November 27, 2023 | 5 min read
Utilizing email for event invitations is a common and effective method to inform potential attendees. However, there are various challenges in ensuring the success of this approach. These challenges include overcoming spam filters, capturing the recipient's interest to open and read the email, and, most crucially, motivating them to take the desired action - registering for the conference.
While the conference itself must be relevant and engaging, with participants and speakers that align with the interests of the target audience, attention to technical details is equally vital to ensure your message reaches its intended destination.
Here are some recommendations for crafting and sending conference invitations:
Keep it concise around 70-80 characters, so recipients swiftly understand the conference's essence and why it's relevant to them. A compelling subject ensures your email isn't overlooked or deleted.
Avoid using a generic sender, like a frequent newsletter distributor or publicist, as it diminishes the chance of your email standing out amidst recipients' inboxes. Instead, utilize your organization's email and domain for credibility. Emails from a reliable source tied to the conference's theme are more likely to be opened and acknowledged.
The first sentence is displayed as a PREVIEW of the email and may also affect its opening. Try to avoid sentences that indicate that the email is widely distributed - such as "dear customers. A sentence that includes the invitee's name, such as "Hello Daniela", helps convey the message that this is an email sent personally to the recipient, and as such, it is more likely that it is indeed relevant to him.

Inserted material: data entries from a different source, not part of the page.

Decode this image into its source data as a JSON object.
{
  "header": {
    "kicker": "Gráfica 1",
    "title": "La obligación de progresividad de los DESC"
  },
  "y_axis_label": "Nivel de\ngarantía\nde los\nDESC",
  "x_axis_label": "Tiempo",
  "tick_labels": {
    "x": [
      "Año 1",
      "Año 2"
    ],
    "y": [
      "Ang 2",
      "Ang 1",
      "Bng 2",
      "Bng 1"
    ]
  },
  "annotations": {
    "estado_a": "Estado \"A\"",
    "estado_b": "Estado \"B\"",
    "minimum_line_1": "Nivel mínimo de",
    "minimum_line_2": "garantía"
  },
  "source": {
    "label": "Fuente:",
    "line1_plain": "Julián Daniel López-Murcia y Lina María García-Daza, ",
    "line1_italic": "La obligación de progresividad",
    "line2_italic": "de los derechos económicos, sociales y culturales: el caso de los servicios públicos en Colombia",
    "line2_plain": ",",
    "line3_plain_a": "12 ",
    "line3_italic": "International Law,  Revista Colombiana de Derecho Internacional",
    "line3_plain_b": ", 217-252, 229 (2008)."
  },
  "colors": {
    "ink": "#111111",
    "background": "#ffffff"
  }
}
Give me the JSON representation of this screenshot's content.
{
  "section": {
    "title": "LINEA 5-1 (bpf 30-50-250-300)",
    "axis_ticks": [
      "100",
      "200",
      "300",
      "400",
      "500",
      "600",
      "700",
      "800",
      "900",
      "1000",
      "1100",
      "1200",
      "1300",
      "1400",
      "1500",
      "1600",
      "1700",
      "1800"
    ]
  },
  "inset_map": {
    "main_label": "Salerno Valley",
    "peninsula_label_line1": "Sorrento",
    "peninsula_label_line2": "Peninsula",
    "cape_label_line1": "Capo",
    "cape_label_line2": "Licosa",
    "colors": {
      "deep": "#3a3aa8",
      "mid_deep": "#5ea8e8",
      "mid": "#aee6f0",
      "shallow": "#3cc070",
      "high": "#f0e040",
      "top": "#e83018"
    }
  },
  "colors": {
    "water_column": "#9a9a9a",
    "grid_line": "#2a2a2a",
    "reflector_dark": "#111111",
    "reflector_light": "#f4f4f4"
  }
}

Given the influx of emails people receive daily, it's crucial to recognize that recipients often scan rather than read line by line. Avoid lengthy paragraphs, and opt for concise, relevant information. Additionally, ensure images are of a reasonable width (max 500 pixels) for easy viewing without the need for scrolling, facilitating a seamless scanning experience for your audience.
When sending emails, ensure relevance by targeting individuals who genuinely find the content valuable. Avoid redundancy by refraining from sending duplicate emails to the same recipient. Grant recipients the ability to opt out, allowing them to effortlessly remove themselves from your mailing list if they wish.
For professional conferences, consider sending emails during midweek, particularly in the hours following the morning until 2:00 p.m. This timeframe allows recipients to engage with their emails when they are more likely to be attentive. Sending emails right after the weekend may lead to your message getting lost among the influx of emails that accumulate during this time. Additionally, on Thursday afternoons and holiday evenings, individuals tend to focus on urgent tasks or weekend plans, diminishing the attention your email may receive.
It's essential to avoid timeframes when individuals are less likely to take immediate action, such as registering for the conference. Post-weekend, there's a risk of your message being forgotten. Choose a strategic timing that aligns with when your audience is most receptive and likely to act on the information presented.
To avoid being flagged as spam, implement essential protocols for mail server verification, such as DomainKeys Identified Mail (DKIM) and Sender Policy Framework (SPF).